1. Boundary Check‑In: Where Am I Right Now?
Note what resonates most right now.
I often feel overextended or depleted
I feel guilty when I say no
I’m available to others but rarely to myself
I carry unspoken resentment
I feel pressure to be an example rather than a human
I’m not sure what my limits actually are
Reflection:
What emotions come up as you read this list?
What feels hardest to admit?
2. Identify Your Common Boundary Stressors
Which of these areas most often test your limits? (Check all that apply.)

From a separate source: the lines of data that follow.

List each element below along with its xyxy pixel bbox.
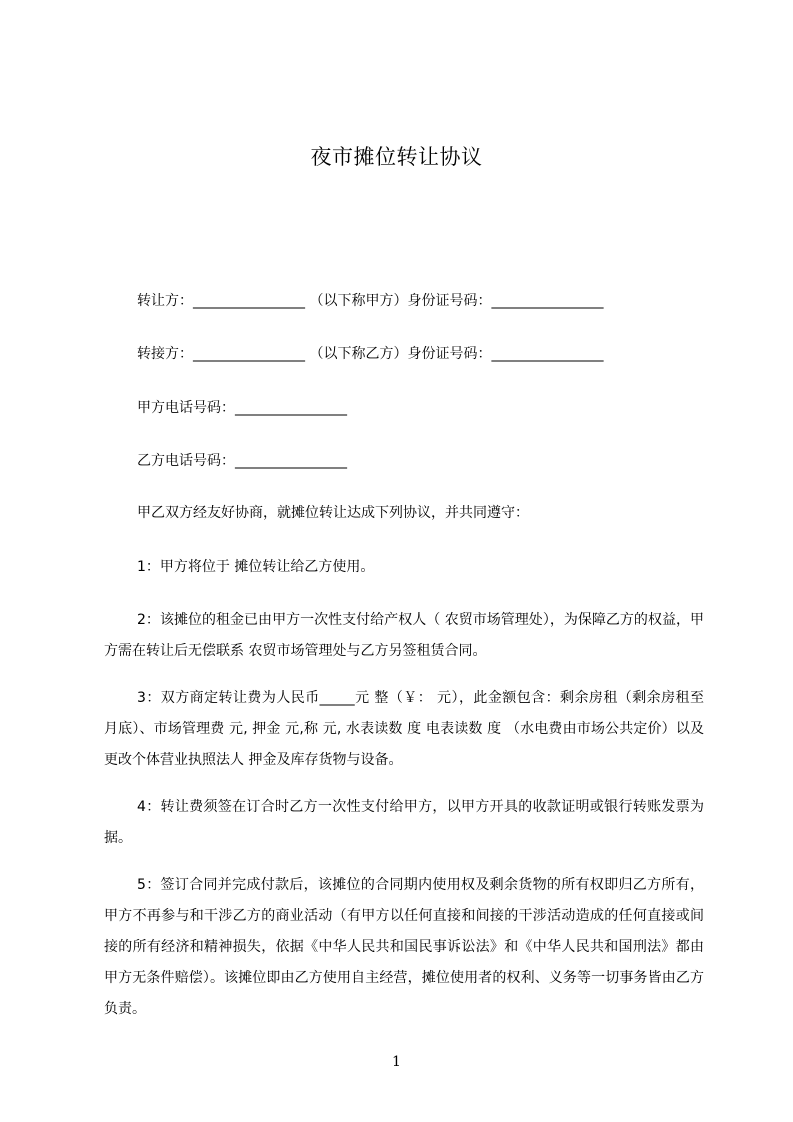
intro-paragraph: 甲乙双方经友好协商，就摊位转让达成下列协议，并共同遵守： <box>137 505 529 521</box>
clause-5: 5：签订合同并完成付款后，该摊位的合同期内使用权及剩余货物的所有权即归乙方所有，甲方不再参与和干涉乙方的商业活动（有甲方以任何直接和间接的干涉活动造成的任何直接或间接的所有经济和精神损失，依据《中华人民共和国民事诉讼法》和《中华人民共和国刑法》都由甲方无条件赔偿）。该摊位即由乙方使用自主经营，摊位使用者的权利、义务等一切事务皆由乙方负责。 <box>104 877 704 1017</box>
transferee-line: 转接方：________________ （以下称乙方）身份证号码：________________ <box>137 346 604 362</box>
transferor-line: 转让方：________________ （以下称甲方）身份证号码：________________ <box>137 293 604 309</box>
clause-3: 3：双方商定转让费为人民币_____元 整（￥： 元），此金额包含：剩余房租（剩余房租至 月底）、市场管理费 元, 押金 元,称 元, 水表读数 度 电表读数 度 （水电费由市场公共定价）以及更改个体营业执照法人 押金及库存货物与设备。 <box>104 690 704 768</box>
party-a-phone-line: 甲方电话号码：________________ <box>137 400 347 416</box>
party-b-phone-line: 乙方电话号码：________________ <box>137 453 347 469</box>
clause-4: 4：转让费须签在订合时乙方一次性支付给甲方，以甲方开具的收款证明或银行转账发票为据。 <box>104 799 704 846</box>
page-number: 1 <box>392 1054 401 1070</box>
document-title: 夜市摊位转让协议 <box>310 145 483 169</box>
clause-2: 2：该摊位的租金已由甲方一次性支付给产权人（ 农贸市场管理处），为保障乙方的权益，甲方需在转让后无偿联系 农贸市场管理处与乙方另签租赁合同。 <box>104 612 704 659</box>
clause-1: 1：甲方将位于 摊位转让给乙方使用。 <box>137 559 375 575</box>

Church members’ expectations
Last‑minute ministry needs
Emotional caretaking of others
Protecting family time
Social media or constant accessibility
Supporting my spouse while neglecting myself
Financial or volunteer pressure
Crisis expectations (being “on call”)
Reflection:
Which stressors feel assumed rather than explicitly asked of you?
3. Naming Your Limits (Without Shame)
Finish the following sentences honestly:
Right now, I realistically have the capacity for ________________________
I do not have the capacity for ________________________
When I ignore my limits, it usually costs me ________________________
Reminder: Limits are not failures. They are wisdom.

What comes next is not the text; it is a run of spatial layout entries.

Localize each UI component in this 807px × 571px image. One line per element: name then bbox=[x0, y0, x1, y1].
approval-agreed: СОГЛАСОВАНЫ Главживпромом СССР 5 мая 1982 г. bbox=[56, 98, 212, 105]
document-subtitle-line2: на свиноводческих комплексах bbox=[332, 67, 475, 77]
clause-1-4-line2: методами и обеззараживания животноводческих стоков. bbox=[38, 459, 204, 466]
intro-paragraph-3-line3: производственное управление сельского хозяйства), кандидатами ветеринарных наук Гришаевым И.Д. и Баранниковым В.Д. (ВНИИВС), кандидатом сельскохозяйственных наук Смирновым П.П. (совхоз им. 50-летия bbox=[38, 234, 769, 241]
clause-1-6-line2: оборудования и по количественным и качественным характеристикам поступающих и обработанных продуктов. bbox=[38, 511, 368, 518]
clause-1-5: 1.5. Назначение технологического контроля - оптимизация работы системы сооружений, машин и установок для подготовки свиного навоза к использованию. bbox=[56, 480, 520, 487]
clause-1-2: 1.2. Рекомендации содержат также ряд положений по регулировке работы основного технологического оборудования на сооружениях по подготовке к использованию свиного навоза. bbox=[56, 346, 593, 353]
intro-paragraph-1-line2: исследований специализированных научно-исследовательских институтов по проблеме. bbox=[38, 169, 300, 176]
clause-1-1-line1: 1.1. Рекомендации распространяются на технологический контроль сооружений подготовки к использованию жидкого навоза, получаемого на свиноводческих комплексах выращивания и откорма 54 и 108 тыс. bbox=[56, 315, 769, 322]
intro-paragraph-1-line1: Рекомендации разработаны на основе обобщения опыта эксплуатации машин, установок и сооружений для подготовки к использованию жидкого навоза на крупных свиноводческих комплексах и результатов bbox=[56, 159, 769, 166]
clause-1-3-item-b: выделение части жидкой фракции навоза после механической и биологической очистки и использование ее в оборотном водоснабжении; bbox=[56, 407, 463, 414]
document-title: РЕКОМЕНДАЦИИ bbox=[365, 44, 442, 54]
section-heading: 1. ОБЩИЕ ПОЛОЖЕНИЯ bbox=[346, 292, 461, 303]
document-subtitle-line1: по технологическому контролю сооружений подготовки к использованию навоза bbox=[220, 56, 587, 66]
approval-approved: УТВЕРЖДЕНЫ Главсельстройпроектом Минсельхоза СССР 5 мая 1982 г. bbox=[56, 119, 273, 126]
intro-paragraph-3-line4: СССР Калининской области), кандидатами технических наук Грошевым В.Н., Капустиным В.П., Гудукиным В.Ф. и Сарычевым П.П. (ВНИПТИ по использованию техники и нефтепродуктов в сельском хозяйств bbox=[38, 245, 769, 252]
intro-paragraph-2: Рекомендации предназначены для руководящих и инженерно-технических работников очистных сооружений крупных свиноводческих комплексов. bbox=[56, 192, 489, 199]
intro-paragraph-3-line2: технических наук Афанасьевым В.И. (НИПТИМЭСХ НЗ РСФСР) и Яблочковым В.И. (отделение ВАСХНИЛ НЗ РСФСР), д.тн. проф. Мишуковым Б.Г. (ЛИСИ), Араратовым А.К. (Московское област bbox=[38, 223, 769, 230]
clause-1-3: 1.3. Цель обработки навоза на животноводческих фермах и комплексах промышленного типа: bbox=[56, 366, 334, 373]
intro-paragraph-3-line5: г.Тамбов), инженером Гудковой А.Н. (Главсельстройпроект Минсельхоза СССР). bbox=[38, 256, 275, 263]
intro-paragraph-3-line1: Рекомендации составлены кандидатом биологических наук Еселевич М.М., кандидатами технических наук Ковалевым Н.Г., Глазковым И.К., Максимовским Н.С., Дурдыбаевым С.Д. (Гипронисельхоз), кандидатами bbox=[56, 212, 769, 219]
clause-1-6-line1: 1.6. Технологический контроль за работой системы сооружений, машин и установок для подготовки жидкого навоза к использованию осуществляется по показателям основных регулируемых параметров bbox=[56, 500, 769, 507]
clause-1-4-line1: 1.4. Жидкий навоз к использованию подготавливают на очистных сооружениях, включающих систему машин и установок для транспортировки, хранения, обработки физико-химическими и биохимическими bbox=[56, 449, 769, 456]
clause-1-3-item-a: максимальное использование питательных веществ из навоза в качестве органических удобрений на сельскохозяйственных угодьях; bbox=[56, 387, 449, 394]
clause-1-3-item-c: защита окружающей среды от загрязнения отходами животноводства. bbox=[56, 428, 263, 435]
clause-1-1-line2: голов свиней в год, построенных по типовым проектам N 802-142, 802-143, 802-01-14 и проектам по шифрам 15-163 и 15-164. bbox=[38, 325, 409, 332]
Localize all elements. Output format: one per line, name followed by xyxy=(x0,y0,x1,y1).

4. Values‑Based Boundaries
Healthy boundaries flow from what matters most.
Top 3 values I want my boundaries to protect:
Reflection:
How do my current boundaries support or sabotage these values?

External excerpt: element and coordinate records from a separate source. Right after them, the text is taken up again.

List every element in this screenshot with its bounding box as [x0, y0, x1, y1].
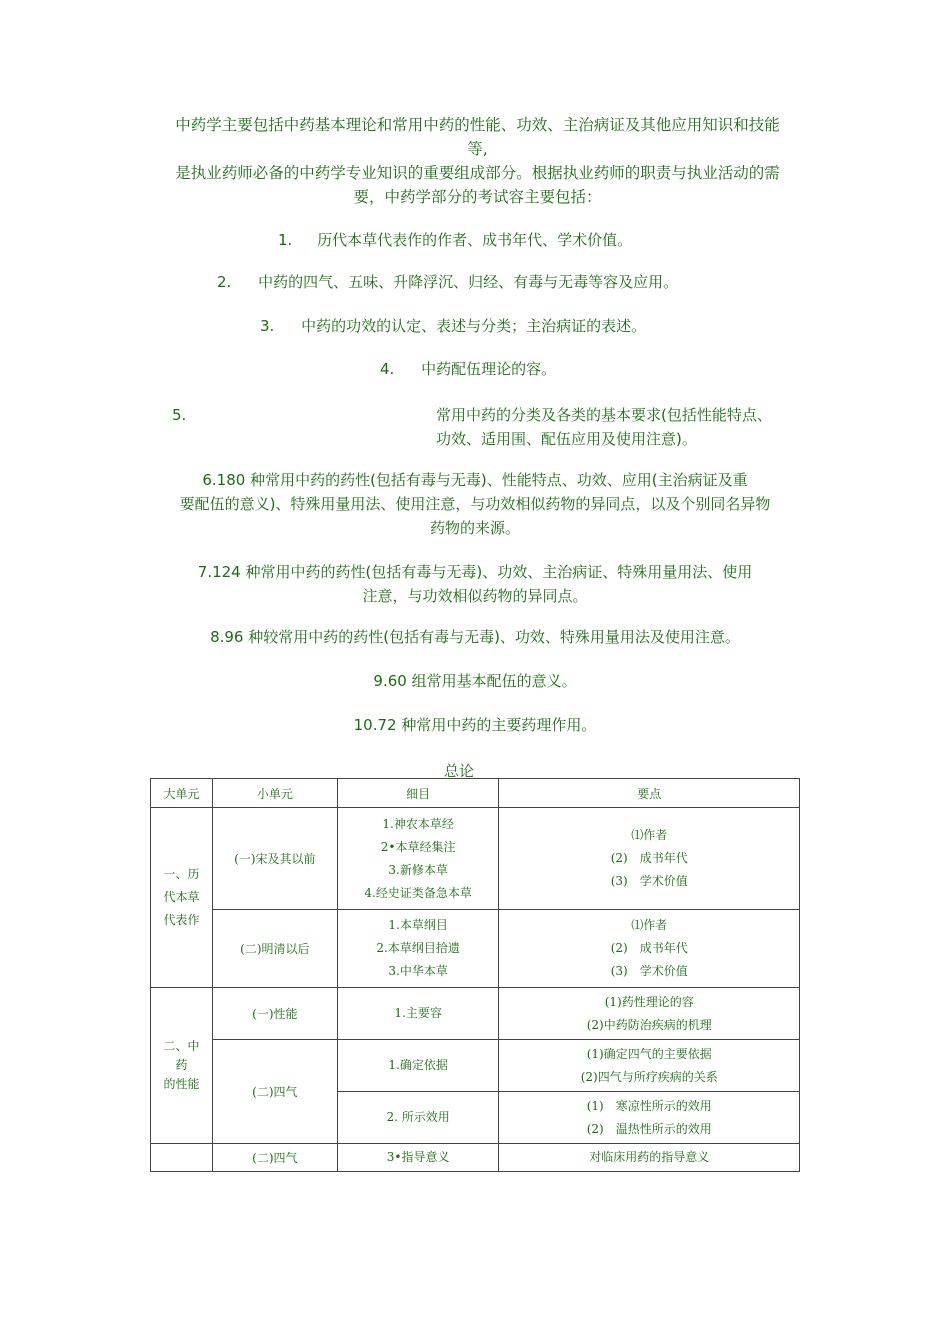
detail-cell — [337, 1092, 499, 1144]
cell-line: 4.经史证类备急本草 — [364, 885, 472, 900]
item-text: 功效、适用围、配伍应用及使用注意)。 — [436, 430, 697, 448]
cell-line: 2•本草经集注 — [380, 839, 456, 854]
major-unit-cell — [151, 808, 213, 988]
table-header-row — [151, 779, 800, 808]
item-text: 中药的四气、五味、升降浮沉、归经、有毒与无毒等容及应用。 — [258, 273, 679, 291]
item-number: 1. — [278, 231, 293, 249]
intro-line: 等, — [467, 140, 488, 158]
header-major-unit: 大单元 — [151, 779, 213, 808]
major-unit-cell — [151, 988, 213, 1144]
item-text: 9.60 组常用基本配伍的意义。 — [373, 672, 577, 690]
item-text: 6.180 种常用中药的药性(包括有毒与无毒)、性能特点、功效、应用(主治病证及重 — [202, 471, 748, 489]
cell-line: 一、历 — [163, 867, 200, 881]
table-row — [151, 808, 800, 910]
item-text: 10.72 种常用中药的主要药理作用。 — [353, 716, 597, 734]
minor-unit-cell: (二)四气 — [212, 1040, 337, 1144]
cell-line: (1)药性理论的容 — [604, 994, 694, 1009]
intro-paragraph — [140, 113, 815, 209]
cell-line: 药 — [175, 1058, 188, 1072]
key-points-cell — [499, 1144, 800, 1172]
intro-line: 是执业药师必备的中药学专业知识的重要组成部分。根据执业药师的职责与执业活动的需 — [175, 164, 780, 182]
item-text: 中药配伍理论的容。 — [421, 360, 557, 378]
cell-line: (1) 寒凉性所示的效用 — [586, 1098, 712, 1113]
item-text: 历代本草代表作的作者、成书年代、学术价值。 — [317, 231, 633, 249]
key-points-cell — [499, 988, 800, 1040]
item-text: 药物的来源。 — [429, 519, 520, 537]
list-item-8 — [130, 625, 820, 649]
cell-line: ⑴作者 — [631, 828, 668, 842]
cell-line: (2)中药防治疾病的机理 — [586, 1017, 712, 1032]
item-number: 3. — [260, 317, 275, 335]
major-unit-cell — [151, 1144, 213, 1172]
intro-line: 中药学主要包括中药基本理论和常用中药的性能、功效、主治病证及其他应用知识和技能 — [175, 116, 780, 134]
list-item-9 — [130, 669, 820, 693]
cell-line: 2. 所示效用 — [386, 1110, 450, 1124]
item-text: 7.124 种常用中药的药性(包括有毒与无毒)、功效、主治病证、特殊用量用法、使用 — [197, 563, 753, 581]
table-row — [151, 1040, 800, 1092]
minor-unit-cell: (一)宋及其以前 — [212, 808, 337, 910]
cell-line: 对临床用药的指导意义 — [589, 1150, 710, 1164]
cell-line: 代本草 — [163, 890, 200, 904]
list-item-7 — [130, 560, 820, 608]
item-text: 注意，与功效相似药物的异同点。 — [362, 587, 588, 605]
table-row — [151, 910, 800, 988]
minor-unit-cell: (一)性能 — [212, 988, 337, 1040]
intro-line: 要，中药学部分的考试容主要包括： — [353, 188, 602, 206]
key-points-cell — [499, 910, 800, 988]
header-detail: 细目 — [337, 779, 499, 808]
list-item-5-number — [172, 403, 186, 427]
header-minor-unit: 小单元 — [212, 779, 337, 808]
header-key-points: 要点 — [499, 779, 800, 808]
detail-cell — [337, 1040, 499, 1092]
list-item-10 — [130, 713, 820, 737]
item-text: 中药的功效的认定、表述与分类；主治病证的表述。 — [301, 317, 647, 335]
cell-line: 1.本草纲目 — [388, 918, 448, 932]
cell-line: 1.神农本草经 — [382, 816, 454, 831]
item-number: 5. — [172, 406, 187, 424]
table-title: 总论 — [443, 762, 474, 780]
cell-line: (2) 成书年代 — [610, 851, 688, 865]
cell-line: (1)确定四气的主要依据 — [586, 1046, 712, 1061]
cell-line: 1.确定依据 — [388, 1058, 448, 1072]
detail-cell — [337, 910, 499, 988]
cell-line: 3.中华本草 — [388, 964, 448, 978]
table-row — [151, 1144, 800, 1172]
cell-line: 的性能 — [163, 1077, 200, 1091]
detail-cell — [337, 988, 499, 1040]
syllabus-table — [150, 778, 800, 1172]
cell-line: (2) 温热性所示的效用 — [586, 1121, 712, 1136]
item-number: 4. — [380, 360, 395, 378]
item-text: 常用中药的分类及各类的基本要求(包括性能特点、 — [436, 406, 772, 424]
minor-unit-cell: (二)四气 — [212, 1144, 337, 1172]
item-number: 2. — [217, 273, 232, 291]
list-item-6 — [130, 468, 820, 540]
key-points-cell — [499, 1092, 800, 1144]
key-points-cell — [499, 1040, 800, 1092]
detail-cell — [337, 1144, 499, 1172]
key-points-cell — [499, 808, 800, 910]
cell-line: 3.新修本草 — [388, 862, 448, 877]
cell-line: (3) 学术价值 — [610, 874, 688, 888]
minor-unit-cell: (二)明清以后 — [212, 910, 337, 988]
cell-line: 1.主要容 — [394, 1006, 442, 1020]
list-item-1 — [278, 228, 632, 252]
cell-line: ⑴作者 — [631, 918, 668, 932]
list-item-3 — [260, 314, 646, 338]
cell-line: (2) 成书年代 — [610, 941, 688, 955]
list-item-5-text — [436, 403, 772, 451]
table-row — [151, 988, 800, 1040]
list-item-2 — [217, 270, 678, 294]
item-text: 要配伍的意义)、特殊用量用法、使用注意，与功效相似药物的异同点，以及个别同名异物 — [179, 495, 771, 513]
cell-line: (3) 学术价值 — [610, 964, 688, 978]
cell-line: 3•指导意义 — [386, 1150, 450, 1164]
cell-line: 2.本草纲目拾遗 — [376, 941, 460, 955]
cell-line: 二、中 — [163, 1039, 200, 1053]
item-text: 8.96 种较常用中药的药性(包括有毒与无毒)、功效、特殊用量用法及使用注意。 — [210, 628, 740, 646]
list-item-4 — [380, 357, 556, 381]
cell-line: 代表作 — [163, 913, 200, 927]
detail-cell — [337, 808, 499, 910]
cell-line: (2)四气与所疗疾病的关系 — [580, 1069, 718, 1084]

5. Common Boundary Myths to Gently Release
Check any that feel familiar:
“Good ministry means always being available.”
“If I don’t do it, it won’t get done right.”
“Saying no is selfish.”
“People will be disappointed in me.”
“God expects me to say yes.”
Truth Reframe:
God invites you into faithful stewardship, not exhaustion.
6. Boundary Statements You Can Practice
Write or adapt a few phrases that feel both kind and clear.
“I’m not able to take that on right now.”
“That doesn’t work for our family in this season.”
“Let me pray about it and get back to you.”
“I can help in a different way.”
My own words:
7. Guilt vs. Conviction Discernment
Ask yourself:
Is this guilt driven by fear of others’ reactions?
Or is this conviction aligned with God’s invitation?
Reflection:
When I say yes out of guilt, what do I lose?
When I say yes out of calling, what fruit do I see?
8. One Boundary I’m Practicing This Month
Be specific and realistic.
My boundary:
Where I will practice it:
Who might need to hear it:
Support I need (person, prayer, counseling, rest):
9. Prayer for Strength & Freedom
Lord, You see my heart, my calling, and my limits. Help me steward all three with grace. Give me courage to say no when needed, wisdom to know when to say yes, and freedom from guilt that You never placed on me. Teach me to rest without fear and serve without losing myself. Amen.
Gentle Invitation
If boundary‑setting feels confusing, emotionally loaded, or impossible to maintain, you don’t have to navigate it alone. Counseling can be a safe place to untangle expectations, heal burnout, and rebuild clarity—without judgment.
You are allowed to be human and holy at the same time.